= Eugene O. Major =

American virologist

Eugene O. "Gene" Major is a senior investigator at the National Institute of Neurological Disorders and Stroke (NINDS), a part of the United States National Institutes of Health (NIH). Major conducts research into the neurological diseases including progressive multifocal leukoencephalopathy (PML), caused by JC virus and often found in immunosuppressed patients such as those with HIV/AIDS. Major has published over 140 scientific articles and reviews in the peer-reviewed literature and has contributed to Fields Virology, a standard virology textbook.

==Training and career==
As an undergraduate, Major attended the College of the Holy Cross in Worcester, Massachusetts He earned MS and PhD degrees at the University of Illinois College of Medicine, where he researched papovaviruses such as BK virus with Giampiero Di Mayorca. (The papovaviruses have since been split into two categories: papillomaviruses and polyomaviruses.)
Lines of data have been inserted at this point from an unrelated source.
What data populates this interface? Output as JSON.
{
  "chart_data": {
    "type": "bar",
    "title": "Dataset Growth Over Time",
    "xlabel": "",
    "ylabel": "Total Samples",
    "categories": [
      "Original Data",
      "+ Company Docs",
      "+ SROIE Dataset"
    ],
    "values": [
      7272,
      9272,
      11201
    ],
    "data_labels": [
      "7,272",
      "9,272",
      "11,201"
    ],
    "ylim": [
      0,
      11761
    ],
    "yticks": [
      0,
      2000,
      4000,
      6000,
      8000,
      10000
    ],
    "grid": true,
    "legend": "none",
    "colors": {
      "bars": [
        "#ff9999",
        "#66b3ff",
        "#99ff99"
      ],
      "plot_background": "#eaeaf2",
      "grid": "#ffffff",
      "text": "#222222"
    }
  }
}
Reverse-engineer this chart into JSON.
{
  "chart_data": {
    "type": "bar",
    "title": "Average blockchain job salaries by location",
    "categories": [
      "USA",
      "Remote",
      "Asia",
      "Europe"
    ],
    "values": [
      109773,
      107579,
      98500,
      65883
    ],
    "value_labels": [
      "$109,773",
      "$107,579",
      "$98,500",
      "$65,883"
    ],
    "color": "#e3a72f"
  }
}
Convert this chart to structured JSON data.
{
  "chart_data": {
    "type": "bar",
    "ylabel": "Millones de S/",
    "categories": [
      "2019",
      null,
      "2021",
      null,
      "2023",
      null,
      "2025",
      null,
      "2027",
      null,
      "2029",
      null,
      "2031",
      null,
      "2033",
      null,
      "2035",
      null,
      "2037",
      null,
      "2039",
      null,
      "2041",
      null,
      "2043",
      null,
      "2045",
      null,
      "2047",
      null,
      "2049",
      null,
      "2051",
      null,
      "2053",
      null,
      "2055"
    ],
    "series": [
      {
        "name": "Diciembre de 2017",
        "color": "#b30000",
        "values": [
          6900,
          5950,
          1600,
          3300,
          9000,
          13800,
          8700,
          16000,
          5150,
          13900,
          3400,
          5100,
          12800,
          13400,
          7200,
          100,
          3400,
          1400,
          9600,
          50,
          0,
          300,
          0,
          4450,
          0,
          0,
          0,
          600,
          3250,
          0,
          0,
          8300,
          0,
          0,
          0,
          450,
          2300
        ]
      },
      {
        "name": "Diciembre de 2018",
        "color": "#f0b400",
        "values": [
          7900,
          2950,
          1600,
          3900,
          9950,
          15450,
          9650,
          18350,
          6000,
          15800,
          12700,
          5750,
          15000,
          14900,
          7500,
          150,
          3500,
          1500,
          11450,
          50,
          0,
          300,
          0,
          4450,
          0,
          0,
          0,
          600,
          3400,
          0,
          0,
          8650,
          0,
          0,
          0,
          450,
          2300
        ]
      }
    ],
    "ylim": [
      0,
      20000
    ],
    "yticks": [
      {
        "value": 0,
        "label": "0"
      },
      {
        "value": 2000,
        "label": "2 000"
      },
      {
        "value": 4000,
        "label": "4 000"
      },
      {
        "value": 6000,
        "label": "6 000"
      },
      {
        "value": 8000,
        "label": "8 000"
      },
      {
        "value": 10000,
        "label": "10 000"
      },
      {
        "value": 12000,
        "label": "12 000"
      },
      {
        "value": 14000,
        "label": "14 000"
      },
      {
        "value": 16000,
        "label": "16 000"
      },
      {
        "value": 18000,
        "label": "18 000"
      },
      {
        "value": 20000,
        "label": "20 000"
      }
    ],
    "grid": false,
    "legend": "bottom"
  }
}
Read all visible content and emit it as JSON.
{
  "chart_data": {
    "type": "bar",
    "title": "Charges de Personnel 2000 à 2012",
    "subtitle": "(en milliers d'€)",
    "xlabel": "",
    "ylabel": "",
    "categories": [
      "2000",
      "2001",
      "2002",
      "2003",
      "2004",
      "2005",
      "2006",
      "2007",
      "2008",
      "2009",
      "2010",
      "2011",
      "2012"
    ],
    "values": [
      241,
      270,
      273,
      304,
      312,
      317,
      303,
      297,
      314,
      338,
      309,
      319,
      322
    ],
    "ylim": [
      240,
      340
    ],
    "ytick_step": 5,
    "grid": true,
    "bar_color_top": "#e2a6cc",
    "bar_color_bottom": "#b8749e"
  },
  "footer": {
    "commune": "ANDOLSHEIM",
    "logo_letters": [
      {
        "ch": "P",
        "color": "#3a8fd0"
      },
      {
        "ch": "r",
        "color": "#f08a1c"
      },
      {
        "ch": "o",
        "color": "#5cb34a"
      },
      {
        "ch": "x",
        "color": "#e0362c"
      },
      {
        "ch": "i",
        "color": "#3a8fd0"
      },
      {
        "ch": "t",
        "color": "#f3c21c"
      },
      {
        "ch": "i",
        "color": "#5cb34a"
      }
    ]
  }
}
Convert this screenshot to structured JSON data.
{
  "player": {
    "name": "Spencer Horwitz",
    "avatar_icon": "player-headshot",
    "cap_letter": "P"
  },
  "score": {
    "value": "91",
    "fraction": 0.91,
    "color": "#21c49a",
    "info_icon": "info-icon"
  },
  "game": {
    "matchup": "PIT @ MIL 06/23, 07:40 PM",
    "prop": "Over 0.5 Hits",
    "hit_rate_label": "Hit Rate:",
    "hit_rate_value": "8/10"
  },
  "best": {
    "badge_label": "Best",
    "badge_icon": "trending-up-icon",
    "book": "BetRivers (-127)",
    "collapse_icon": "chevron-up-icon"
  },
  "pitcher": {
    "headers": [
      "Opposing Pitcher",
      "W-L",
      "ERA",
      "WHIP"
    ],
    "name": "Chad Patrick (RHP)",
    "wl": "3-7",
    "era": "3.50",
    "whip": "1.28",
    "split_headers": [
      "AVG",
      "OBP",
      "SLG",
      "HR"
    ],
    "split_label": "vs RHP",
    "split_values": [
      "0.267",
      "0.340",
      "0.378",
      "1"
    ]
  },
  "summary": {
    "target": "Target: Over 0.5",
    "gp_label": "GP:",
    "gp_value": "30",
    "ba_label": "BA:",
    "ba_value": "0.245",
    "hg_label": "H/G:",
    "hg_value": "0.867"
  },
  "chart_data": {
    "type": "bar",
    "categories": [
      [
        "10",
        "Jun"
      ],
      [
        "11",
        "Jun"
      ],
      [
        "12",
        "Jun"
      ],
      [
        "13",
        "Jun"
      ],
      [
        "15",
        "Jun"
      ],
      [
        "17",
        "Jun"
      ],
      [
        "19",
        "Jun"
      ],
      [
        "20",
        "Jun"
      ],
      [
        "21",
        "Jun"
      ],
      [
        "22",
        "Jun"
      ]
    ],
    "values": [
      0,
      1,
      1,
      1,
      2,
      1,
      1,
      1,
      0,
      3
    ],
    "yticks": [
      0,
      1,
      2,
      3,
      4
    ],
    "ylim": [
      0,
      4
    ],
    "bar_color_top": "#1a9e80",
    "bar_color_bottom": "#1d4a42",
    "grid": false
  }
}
In his first faculty position, Major was an associate professor at the University of Illinois Medical School. He later moved to the Loyola University Medical School in Chicago, where he also served as Associate Dean of Graduate Programs.

In 1981, Major became an investigator with the Neurology Institute of the National Institutes of Health. He currently leads a molecular medicine and neuroscience laboratory as a senior investigator in the Division of Intramural Research at the National Institute of Neurological Disorders and Stroke (NINDS) of the NIH.

==Research==
Throughout his career, Major has conducted research on viruses including BK virus, adenoviruses, JC virus, simian virus 40 (SV40), HIV-1, HIV-2, HHV-6, and HPV-16.

==Coverage==
Major has been quoted extensively in news coverage of the finding that natalizumab (Tysabri) and related monoclonal antibody-based therapies increase the risk of a rare brain disease caused by JC virus. A 2001 Medscape column named Major as a leading expert in white matter brain disease.